Neonates undergoing NP have a higher level of serum CRP, reflecting a greater systemic inflammatory response before and after CPB than those undergoing ASO, despite of shorter CPB and ACC. The higher level of serum CRP was associated with a significantly higher level of arterial lactate in the NP group than in the ASO group. This may suggest an important role of systemic oxygen transport in systemic inflammatory response in addition to CPB in neonates with congenital heart defects.
血清C反应蛋白(CRP)是体外循环(CPB)诱导的全身炎症反应的标志物。接受诺伍德手术(NP)的新生儿比接受其他CPB手术的新生儿具有更差的全身氧运输状态。我们比较了接受NP或动脉调转术(ASO)的新生儿围手术期的CRP。
收集64例NP组新生儿和47例ASO组新生儿术前及术后第15天内的数据。同时记录血浆CRP、白细胞、血管活性药物和类固醇剂量、血液和体液培养结果。人口统计学数据包括CPB、主动脉交叉钳夹(ACC)和循环停止时间、重症监护病房和住院时间以及死亡情况。
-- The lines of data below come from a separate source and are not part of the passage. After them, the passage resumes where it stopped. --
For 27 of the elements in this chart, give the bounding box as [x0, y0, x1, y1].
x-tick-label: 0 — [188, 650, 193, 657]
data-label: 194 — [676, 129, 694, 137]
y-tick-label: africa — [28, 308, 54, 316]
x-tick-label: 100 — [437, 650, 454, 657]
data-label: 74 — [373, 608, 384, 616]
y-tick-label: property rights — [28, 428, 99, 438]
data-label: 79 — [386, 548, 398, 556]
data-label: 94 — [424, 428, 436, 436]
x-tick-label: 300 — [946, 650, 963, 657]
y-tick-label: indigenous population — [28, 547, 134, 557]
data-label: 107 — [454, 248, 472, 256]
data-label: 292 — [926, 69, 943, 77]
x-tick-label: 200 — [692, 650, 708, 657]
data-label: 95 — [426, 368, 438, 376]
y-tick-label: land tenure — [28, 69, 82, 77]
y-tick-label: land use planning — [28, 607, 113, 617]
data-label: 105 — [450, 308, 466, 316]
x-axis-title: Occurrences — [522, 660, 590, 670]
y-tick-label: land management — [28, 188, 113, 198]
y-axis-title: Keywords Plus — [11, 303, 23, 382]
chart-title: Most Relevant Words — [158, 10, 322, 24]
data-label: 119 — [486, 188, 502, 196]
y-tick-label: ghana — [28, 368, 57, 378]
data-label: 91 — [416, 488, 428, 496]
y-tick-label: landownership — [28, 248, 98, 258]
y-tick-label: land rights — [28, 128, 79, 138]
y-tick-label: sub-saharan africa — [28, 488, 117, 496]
NP组的CPB和ACC时间比ASO组短,但循环停止时间比ASO组长。NP组术前CRP高于ASO组(21±24 vs.13±26 mg/L,P = 0.01)。术后第1 - 2天,NP组CRP升至80±48 mg/L,ASO组升至73±36 mg/L,然后在术后第15天,NP组逐渐降至51±35 mg/L,ASO组降至43±46 mg/L。在整个术后期间,NP组的CRP以及乳酸水平均显著高于ASO组(分别为P = 0.04和0.003)。CRP与中性粒细胞计数呈正相关,与淋巴细胞计数、CPB持续时间和氢化可的松剂量呈负相关。
接受NP的新生儿血清CRP水平较高,这反映出与接受ASO的新生儿相比,他们在CPB前后的全身炎症反应更强烈,尽管CPB和ACC时间较短。NP组血清CRP水平较高与动脉血乳酸水平显著高于ASO组有关。这可能表明在先天性心脏病新生儿中,除了CPB外,全身氧运输在全身炎症反应中起重要作用。